Estimating Calculation of the Displacement Current Density and Its Influence on Electromagnetic Processes in a Metallic Conductor with Alternating Conduction Current

The paper presents the results of an approximate calculation of the density δ_s(t) of displacement current i_s(t) and an assessment of the influence of the density on electromagnetic processes in an isotropic nonmagnetic metal (alloy) of a continuous cylindrical conductor of finite dimensions (radius r₀ and length l₀ \( \gg \) r₀) with an electric alternating (pulsed) axial conduction current i₀(t) with various amplitude–time parameters. The obtained theoretical data on the quantized (discrete) spatiotemporal distributions of standing longitudinal waves (half-waves) of density δ_s(t) of displacement current i_s(t) in this conductor allow one to conclude that electrodynamic calculations of variable (pulsed) electromagnetic processes occurring both in the conductor and in the electric circuit connected to it can ignore the influence of the longitudinal waves (half-waves) of density δ_s(t) of displacement current i_s(t) and the displacement current i_s(t) itself in the conductor, and these quantities in practical field calculations can be neglected.
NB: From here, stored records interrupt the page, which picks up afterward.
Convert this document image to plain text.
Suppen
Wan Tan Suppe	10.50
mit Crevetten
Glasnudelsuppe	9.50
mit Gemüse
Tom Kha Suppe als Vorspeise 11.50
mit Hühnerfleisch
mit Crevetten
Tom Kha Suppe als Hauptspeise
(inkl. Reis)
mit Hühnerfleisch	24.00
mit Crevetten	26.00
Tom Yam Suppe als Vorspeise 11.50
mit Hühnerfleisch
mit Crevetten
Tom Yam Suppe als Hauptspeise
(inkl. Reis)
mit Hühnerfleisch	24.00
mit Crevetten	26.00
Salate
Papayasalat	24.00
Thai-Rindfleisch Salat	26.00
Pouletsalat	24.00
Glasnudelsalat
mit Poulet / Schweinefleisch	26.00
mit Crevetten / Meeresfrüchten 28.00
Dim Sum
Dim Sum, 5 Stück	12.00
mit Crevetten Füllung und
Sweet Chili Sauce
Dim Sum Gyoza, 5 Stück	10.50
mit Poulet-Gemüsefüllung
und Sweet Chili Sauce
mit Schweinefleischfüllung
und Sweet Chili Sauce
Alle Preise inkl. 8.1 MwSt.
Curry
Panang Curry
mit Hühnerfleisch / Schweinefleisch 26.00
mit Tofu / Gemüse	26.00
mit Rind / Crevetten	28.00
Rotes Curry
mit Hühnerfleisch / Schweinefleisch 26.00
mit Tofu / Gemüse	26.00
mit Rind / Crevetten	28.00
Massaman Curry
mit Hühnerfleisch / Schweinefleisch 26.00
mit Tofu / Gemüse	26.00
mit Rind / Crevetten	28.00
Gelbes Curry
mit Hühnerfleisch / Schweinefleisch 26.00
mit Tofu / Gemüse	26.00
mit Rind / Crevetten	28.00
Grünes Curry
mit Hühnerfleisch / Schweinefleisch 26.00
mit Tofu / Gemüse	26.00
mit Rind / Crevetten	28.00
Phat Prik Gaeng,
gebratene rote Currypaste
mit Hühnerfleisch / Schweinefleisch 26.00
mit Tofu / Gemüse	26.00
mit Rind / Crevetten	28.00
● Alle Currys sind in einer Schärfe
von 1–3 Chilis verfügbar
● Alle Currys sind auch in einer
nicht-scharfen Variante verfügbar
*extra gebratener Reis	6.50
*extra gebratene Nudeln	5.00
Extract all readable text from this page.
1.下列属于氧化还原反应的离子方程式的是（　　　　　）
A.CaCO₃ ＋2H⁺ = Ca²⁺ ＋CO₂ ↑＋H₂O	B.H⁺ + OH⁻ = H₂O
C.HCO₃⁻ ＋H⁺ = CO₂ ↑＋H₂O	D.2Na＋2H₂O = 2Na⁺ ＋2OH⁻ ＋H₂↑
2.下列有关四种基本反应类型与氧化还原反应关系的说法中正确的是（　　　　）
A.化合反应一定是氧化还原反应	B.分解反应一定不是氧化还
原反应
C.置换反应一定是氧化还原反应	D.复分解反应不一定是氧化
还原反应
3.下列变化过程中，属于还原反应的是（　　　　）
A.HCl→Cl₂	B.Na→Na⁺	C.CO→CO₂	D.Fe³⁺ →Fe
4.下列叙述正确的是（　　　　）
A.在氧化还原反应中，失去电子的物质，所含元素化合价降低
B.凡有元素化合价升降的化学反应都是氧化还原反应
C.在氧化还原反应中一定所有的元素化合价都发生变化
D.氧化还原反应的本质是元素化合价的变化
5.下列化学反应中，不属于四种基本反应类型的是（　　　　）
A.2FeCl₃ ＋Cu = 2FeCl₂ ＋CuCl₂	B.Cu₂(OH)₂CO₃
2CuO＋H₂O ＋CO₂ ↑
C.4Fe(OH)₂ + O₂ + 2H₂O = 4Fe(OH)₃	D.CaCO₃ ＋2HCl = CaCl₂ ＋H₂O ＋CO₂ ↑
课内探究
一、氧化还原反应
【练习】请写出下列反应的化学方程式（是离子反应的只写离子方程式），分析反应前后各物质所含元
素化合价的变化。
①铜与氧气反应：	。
It was determined that the waves (half-waves) of density δ_s(t) of displacement current i_s(t) and the displacement current i_s(t) itself preserve the solenoidality (closeness) of the total electric current i_i(t) = i₀(t) + i_s(t) in the conductor and its circuit. It was shown by calculation that the displacement current i_s(t) and its density δ_s(t) in the nonmagnetic metal (alloy) of the conductor do not suffer thermal (Joule) energy losses.